In rebuttal, a psychiatrist for the State gave his opinion that Clark’s paranoid schizophrenia did not keep him from appreciating the wrongfulness of his conduct, as shown by his actions before and after the shooting (such as circling the residential block with music blaring as if to lure the police to intervene, evading the police after the shooting, and hiding the gun).


(745)


This rebuttal was evidently dispositive, since the state’s argument prevailed.


This reasoning harks back to the wild beast test. Clark was not “devoid of reason” (the capacity to know right from wrong) because he was in principle deterrable, as manifested by his attempts at concealment. The persistence of this astonishing inference goes a long way to confirm the thesis that the law has advanced very little beyond Arnold in its account of criminal competence.


Let’s turn now to the second prominent answer to the question of why mental disorders should be a defense against criminal conviction.


Criminal Conviction as Condemnation

A conspicuous feature of the criminal law is that it speaks the language not (merely) of danger but of culpability, good and evil, right and wrong. This is a textbook commonplace, but it puts its finger on something central to the self-understanding of criminal law and is implicit in the aspiration to distinguish the mad from the wicked. As the court says in Holloway v. United States ((1945 80 U.S. App. D.C. 3, 4, 148 F.2d 665)): “Our collective conscience does not allow punishment where it cannot impose blame” (666). In the same vein, State v. Guido ((1993) 40 N.J. 191, A.2d) cites the stigmatizing role of criminal conviction: “The postulate is that some wrongdoers are sick while others are bad, and that it is against good morals to stigmatize the sick” (45).

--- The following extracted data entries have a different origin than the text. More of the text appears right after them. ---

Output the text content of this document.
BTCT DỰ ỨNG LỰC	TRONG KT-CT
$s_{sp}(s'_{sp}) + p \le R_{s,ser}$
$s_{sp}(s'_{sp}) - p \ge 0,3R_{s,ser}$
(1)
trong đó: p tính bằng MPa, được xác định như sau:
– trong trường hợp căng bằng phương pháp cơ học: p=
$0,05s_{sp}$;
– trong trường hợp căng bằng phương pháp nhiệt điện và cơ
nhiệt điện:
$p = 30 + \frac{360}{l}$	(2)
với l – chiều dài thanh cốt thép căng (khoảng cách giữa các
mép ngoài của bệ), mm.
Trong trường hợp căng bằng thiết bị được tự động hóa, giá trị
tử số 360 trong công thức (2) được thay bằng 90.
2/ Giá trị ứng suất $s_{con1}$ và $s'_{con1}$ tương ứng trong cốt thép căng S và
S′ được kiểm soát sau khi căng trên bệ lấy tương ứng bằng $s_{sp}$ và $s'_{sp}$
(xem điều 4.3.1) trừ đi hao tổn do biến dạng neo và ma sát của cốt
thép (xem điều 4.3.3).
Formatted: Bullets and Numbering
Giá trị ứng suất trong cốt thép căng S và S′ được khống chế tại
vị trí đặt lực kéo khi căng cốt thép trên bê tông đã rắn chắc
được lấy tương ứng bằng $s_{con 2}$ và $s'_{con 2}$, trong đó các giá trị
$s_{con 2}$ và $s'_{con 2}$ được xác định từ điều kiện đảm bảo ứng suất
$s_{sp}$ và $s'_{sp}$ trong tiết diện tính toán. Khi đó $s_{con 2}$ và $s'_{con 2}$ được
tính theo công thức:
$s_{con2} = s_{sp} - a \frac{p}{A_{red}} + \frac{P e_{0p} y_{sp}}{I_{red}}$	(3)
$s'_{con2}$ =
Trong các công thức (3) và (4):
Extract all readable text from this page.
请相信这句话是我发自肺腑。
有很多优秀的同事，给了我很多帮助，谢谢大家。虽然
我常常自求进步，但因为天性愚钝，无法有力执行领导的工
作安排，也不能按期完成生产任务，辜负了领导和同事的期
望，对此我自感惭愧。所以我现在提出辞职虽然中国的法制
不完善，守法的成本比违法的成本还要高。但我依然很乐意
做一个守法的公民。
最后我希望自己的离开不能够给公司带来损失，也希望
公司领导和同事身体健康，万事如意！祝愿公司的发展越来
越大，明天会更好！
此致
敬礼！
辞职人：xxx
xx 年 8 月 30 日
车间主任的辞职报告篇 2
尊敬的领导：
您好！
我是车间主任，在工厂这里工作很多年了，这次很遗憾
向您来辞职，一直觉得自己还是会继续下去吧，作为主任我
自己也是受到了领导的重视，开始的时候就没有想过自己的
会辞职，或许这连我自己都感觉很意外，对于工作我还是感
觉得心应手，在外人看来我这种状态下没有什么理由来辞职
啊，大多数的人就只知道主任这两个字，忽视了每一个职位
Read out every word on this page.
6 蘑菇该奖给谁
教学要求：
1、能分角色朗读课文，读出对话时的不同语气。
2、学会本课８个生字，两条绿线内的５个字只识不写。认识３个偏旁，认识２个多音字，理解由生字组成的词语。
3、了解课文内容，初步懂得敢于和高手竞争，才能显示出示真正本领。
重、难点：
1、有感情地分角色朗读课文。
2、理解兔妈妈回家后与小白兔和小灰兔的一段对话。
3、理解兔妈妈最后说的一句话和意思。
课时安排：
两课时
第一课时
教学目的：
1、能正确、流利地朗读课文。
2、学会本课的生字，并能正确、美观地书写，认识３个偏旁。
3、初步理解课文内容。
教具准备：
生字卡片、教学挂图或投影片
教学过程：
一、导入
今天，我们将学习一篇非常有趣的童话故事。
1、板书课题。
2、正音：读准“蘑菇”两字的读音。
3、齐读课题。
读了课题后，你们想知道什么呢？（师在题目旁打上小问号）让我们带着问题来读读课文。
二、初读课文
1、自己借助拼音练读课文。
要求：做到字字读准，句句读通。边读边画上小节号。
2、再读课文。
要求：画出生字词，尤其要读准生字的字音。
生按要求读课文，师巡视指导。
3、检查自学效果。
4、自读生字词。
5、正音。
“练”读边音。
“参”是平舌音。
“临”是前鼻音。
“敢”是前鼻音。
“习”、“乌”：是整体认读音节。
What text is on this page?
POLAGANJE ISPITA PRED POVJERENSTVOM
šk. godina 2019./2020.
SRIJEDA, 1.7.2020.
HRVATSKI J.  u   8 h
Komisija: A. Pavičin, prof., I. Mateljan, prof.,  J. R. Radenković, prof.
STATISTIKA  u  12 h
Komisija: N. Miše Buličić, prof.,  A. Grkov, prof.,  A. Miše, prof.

Of course, if we take wickedness to be entailed by the fact that a deterrable offender was undeterred, then this second answer reduces to the first. But the theory of criminal conviction as condemnation asserts something more than this. The Model Penal Code of the American Law Institute endorses this theory in its commentary on the insanity defense. The commentary asserts that the line between criminal law and other modes of coercive constraint is the “line between the use of public agencies and force (1) to condemn the offender by conviction, with resulting sanctions in which the ingredient of reprobation is present no matter how constructive one may seek to make the sentence and the process of correction, and (2) modes of disposition in which the condemnatory element is absent, even though restraint may be involved” (American Law Institute 1985: 164). Criminal conviction expresses “reprobation” or “condemnation” of the offender. It is a form of public blame for conduct that has been prohibited by public authority. On this view, convicted criminals are regarded as wrongdoers to whom it is therefore appropriate to respond in these ways. The theory of excuses and exemptions, including the insanity defense, specifies conditions in which those who violate criminal laws nonetheless do not warrant condemnation.


This conception is broadly retributivist in the sense that conviction and sanctions are considered to be intrinsically fitting responses to wrongdoing. Conviction marks off the offender as a citizen in less than good standing, as one who warrants the distinctive form of blame that punishment constitutes. Retributivism is often more narrowly defined as the view that the suffering of the wrongdoer from just punishment is good in itself. In this form, retributivism strikes many people as an unattractive normative position. It is in any case questionable whether aiming at such a putative good is a legitimate function of coercive political power. It is important, therefore, to note that retributivism in the broad sense need not take this form. On a weaker view, the expression of hard feelings by the criminal law is a demand for recognition by the offender of his or her wrongdoing, as well as an affirmation of the rights of the victims. The expression and enforcement of this demand is said to be valuable independently of whatever suffering, if any, it might induce. (For the best worked-out version of weak retributivism, see Duff 2001. For strong retributivism, see Moore 1987. The defense by Ripstein 2009 of a Kantian interpretation of retributivism is more difficult to categorize.)